On this farm the land is all tillable with no waste such as swamps would occasion. Over five acres is spread a fruitful orchard, and each year good crops of grain, wheat, etc. are raised. Mr. Wells raises a good grade of cattle and stock and has a fine flock of Merino sheep. His farm is situated three miles from Vermontville. In 1874 Mr. Wells erect a handsome brick house and has since built two barns, one 40 x 70 and the other 40 x 36 feet in dimensions. Besides many natural springs on this farm there is a windmill and tank that furnishes water for the cattle.
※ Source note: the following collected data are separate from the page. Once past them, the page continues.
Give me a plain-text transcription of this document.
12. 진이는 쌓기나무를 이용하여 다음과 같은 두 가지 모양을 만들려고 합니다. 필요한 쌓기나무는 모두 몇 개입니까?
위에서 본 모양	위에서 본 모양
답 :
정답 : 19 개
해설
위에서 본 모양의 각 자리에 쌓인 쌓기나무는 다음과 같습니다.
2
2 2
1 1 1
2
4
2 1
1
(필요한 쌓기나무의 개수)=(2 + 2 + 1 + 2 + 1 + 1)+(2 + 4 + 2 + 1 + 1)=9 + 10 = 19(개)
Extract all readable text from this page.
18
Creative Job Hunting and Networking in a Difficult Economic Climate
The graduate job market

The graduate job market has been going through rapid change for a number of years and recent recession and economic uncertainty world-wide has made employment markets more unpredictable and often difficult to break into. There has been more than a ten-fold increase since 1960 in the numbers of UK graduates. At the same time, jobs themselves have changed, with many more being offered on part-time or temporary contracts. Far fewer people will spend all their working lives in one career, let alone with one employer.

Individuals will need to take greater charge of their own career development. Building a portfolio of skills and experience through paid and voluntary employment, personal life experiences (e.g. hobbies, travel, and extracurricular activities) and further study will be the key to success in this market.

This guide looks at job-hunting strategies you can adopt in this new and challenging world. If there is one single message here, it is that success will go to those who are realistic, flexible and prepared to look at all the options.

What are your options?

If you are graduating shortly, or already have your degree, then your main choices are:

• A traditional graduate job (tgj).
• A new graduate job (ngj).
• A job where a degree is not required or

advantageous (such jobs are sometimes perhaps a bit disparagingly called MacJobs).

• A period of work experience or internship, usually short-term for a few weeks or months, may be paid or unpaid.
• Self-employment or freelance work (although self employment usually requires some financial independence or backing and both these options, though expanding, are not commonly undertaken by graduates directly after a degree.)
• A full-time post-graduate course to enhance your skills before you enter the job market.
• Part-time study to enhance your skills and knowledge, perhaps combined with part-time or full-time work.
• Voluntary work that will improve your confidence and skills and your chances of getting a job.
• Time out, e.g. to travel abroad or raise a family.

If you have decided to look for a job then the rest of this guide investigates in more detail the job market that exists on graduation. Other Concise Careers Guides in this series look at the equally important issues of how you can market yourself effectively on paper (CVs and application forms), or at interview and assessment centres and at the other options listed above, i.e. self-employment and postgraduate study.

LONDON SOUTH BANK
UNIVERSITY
Mr. Wells has been twice married, the first time to Miss Ann M. Benham, in 1838. Mrs. Wells was born in Hopewell, Ontario County, N.Y. Her father Lewis Benham, was one of the early settlers in Clarendon Township, this State, where he resided until his death, which occurred in Albion, Mich., May 25, 1886. By this marriage Mr. Wells has four children: Alice, wife of M. G. Parker, residing in Jackson, this State; George F., a farmer in Roxana Township, living on a farm containing forty acres; Clark E., married, residing at Vermontville, and the owner of a farm of one hundred acres; and Perry B., married to Tina Boyd, and residing in Vermontville on a large and fertile farm containing one hundred acres. Our subject was a second time married at Peterboro, Madison County, N.Y.,  March 26, 1857, to Miss Melissa R. Hamilton. Mrs. Wells was born in Nelson, Madison County, N.Y., and is the daughter of John Hamilton, a farmer of that county. She is the mother of two children--Clinton K. and Clayton H., twins, the first residing at home and the second in Chautauqua County, Kan., where he is engaged in agricultural pursuits.

Mr. Wells, the gentleman of who we write, has filled many prominent positions in the county, holding the office of Commissioner of Highways for fifteen years Justice of the Peace, twelve years, Supervisor five years, and School Director and Pathmaster for several years. He has also served on different committees in county work. Socially, he is connected with some of the prominent orders, holding high positions in each. He is member of the Free and Accepted Masons at Vermontville, the Royal Arch Masons at Charlotte, and the Knights Templar at the same place. In politics Mr. Wells votes the Republican ticket and in 1854 served as a delegate to one of the conventions. Three of his sons are members of the two Masonic orders to which the father belongs. Mrs. Wells is one of the consistent working members of the Methodist Episcopal Church. Mr. Wells is unusually well informed, and his public spirit and enterprise correspond with his intelligence. He has always labored earnestly to promote the cause of education and to advance the agricultural interests of his township. His farm of one hundred and sixty acres is one of the finest in the township, and his home is supplied with all the comforts of life and made cheerful and attractive by the good taste of himself and his estimable wife. His social qualities are such as to render him extremely popular, especially among his brother Masons and he is looked upon as a man whose future promises to be very useful.

Source: Portrait and Biographical Album of Barry and Eaton Counties, Mich., Containing Full Page Portraits and Biographical Sketches of Prominent and Representative Citizens of the County ... [and] the Presidents of the United States and Governors of the State. Chapman bros: 1891. pp. 278-279.